Fulfilment of Science:

  • Science needs to free itself from the memory of the oppression it faced from the Catholic Church and the Asharite-Mullahs. This deep psychological wound is making even the right-thinking minds of Science to be blind towards the limitations of their ‘scientific approach’ and to facts that do not hover near their already existing theories.
  • Bertrand Russel states: “It is science that has made the old creeds and the old superstitions impossible for intelligent men to accept. It is science that has destroyed the belief in witchcraft, magic and sorcery. It is science that has made it laughable to suppose the earth the center of the universe and man the supreme purpose of the creation. It is science that is showing the falsehood of the old dualisms of soul and body, mind and matter, which have their origin in religion. It is science that is beginning to make us understand ourselves, and to enable us, up to a point, to see ourselves from without as curious mechanisms. It is science that has taught us the way to substitute tentative truth for cocksure error.[25]

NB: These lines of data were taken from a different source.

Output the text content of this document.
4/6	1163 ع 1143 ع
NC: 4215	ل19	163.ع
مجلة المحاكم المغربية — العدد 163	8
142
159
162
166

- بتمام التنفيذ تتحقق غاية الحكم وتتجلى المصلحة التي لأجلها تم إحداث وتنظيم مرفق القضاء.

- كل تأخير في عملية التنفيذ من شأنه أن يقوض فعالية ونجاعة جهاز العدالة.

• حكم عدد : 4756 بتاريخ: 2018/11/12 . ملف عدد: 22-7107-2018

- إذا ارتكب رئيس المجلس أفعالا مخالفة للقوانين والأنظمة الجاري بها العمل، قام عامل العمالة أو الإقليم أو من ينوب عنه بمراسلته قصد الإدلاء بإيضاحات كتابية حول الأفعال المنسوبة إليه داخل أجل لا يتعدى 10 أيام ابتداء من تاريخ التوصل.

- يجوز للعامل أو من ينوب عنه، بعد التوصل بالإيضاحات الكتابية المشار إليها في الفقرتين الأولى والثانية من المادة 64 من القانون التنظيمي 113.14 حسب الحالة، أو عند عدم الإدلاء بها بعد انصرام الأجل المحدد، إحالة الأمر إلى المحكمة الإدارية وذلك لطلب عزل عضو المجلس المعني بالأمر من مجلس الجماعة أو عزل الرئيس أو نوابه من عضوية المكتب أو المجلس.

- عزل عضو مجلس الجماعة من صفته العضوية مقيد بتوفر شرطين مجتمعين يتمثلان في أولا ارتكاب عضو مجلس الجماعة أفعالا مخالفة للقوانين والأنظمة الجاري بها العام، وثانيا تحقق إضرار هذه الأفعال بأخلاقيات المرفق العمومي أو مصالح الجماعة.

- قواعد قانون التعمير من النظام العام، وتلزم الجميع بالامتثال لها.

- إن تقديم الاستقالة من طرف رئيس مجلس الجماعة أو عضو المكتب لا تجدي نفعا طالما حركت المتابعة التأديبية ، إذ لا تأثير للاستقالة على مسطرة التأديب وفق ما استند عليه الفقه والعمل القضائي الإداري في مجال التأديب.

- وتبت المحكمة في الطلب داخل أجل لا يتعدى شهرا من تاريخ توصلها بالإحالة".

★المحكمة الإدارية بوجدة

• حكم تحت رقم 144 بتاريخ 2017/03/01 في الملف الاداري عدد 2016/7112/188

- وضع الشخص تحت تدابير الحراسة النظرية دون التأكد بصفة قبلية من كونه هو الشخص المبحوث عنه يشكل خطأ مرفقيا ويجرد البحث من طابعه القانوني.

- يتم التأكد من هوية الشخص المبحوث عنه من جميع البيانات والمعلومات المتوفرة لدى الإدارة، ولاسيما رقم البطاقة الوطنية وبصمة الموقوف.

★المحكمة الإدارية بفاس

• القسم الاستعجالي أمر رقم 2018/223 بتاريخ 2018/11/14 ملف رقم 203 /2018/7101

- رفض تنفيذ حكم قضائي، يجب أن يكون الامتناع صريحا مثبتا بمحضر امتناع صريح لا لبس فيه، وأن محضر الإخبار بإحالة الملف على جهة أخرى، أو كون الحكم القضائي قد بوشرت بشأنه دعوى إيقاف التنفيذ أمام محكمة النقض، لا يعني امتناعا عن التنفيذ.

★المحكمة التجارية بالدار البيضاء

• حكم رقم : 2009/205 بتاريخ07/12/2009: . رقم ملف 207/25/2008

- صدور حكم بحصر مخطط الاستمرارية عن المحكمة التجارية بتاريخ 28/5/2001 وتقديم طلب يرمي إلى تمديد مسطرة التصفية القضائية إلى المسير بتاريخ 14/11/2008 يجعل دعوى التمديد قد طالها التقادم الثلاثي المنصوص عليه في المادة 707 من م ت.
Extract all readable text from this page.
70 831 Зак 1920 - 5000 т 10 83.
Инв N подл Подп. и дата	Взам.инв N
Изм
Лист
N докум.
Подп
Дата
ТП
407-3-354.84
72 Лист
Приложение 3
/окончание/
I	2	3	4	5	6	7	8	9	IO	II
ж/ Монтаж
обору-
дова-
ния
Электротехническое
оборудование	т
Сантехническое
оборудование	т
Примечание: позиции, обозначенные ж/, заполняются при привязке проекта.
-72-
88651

Russell claimed that he was more convinced of his method of doing philosophy than of his philosophical conclusions. He held science was one of the principal components of analysis. Russell was a believer in the scientific method, that science reaches only tentative answers, that scientific progress is piecemeal, and attempts to find organic unities were largely futile. He believed the same was true of philosophy (organic unity is the philosophical idea that a thing is made up of interdependent parts. For example, a body is made up of its constituent organs, and a society is made up of its constituent social roles). Russell held that the ultimate objective of both science and philosophy was to understand reality, not simply to make predictions. Russell also held the strong opinion that scientific understanding should be for the betterment and further survival of humankind and our planet. While acknowledging the great power of science, Russell was under no illusions to its potential misuse and limitations stating: “Science in itself appears to me neutral, that is to say, it increases men’s power whether for good or for evil.[26]

  • Science needs to awaken to the concept of self-introspection as a valid and powerful method of ‘scientific approach’.
  • Mathematics is not indispensable. Rational thought is indeed indispensable. Mathematics is just one form of rational thought, albeit an extremely precise form. It was the rigorous insistence of rational thought by the ancient Rishis that allowed them to reach perfection in this very life. It was the rigorous insistence of rational thought by the Mutazilite-Mullahs (such as Ibn-Sina & Ibn-Rushd) that gave birth to modern science in Europe. Self-introspection and internal self-talk in the form of auto-suggestions and prayer are as valid means of studying and tapping the internal energies of oneself, as mathematics is for the energies playing around in this universe. Swamiji says: The word used is Prana. Prana is not exactly breath. It is the name for the energy that is in the universe. Whatever you see in the universe, whatever moves or works, or has life, is a manifestation of this Prana. The sum-total of the energy displayed in the universe is called Prana…[27] Experience is the only source of knowledge. In the world, religion is the only science where there is no surety, because it is not taught as a science of experience. This should not be. There is always, however, a small group of men who teach religion from experience. They are called mystics, and these mystics in every religion speak the same tongue and teach the same truth. This is the real science of religion. As mathematics in every part of the world does not differ, so the mystics do not differ. They are all similarly constituted and similarly situated. Their experience is the same; and this becomes law. [28]
  • Jacob Bohme once said: “Everything we see in nature is manifested truth; only we are not able to recognize it unless truth is manifest within ourselves.[29]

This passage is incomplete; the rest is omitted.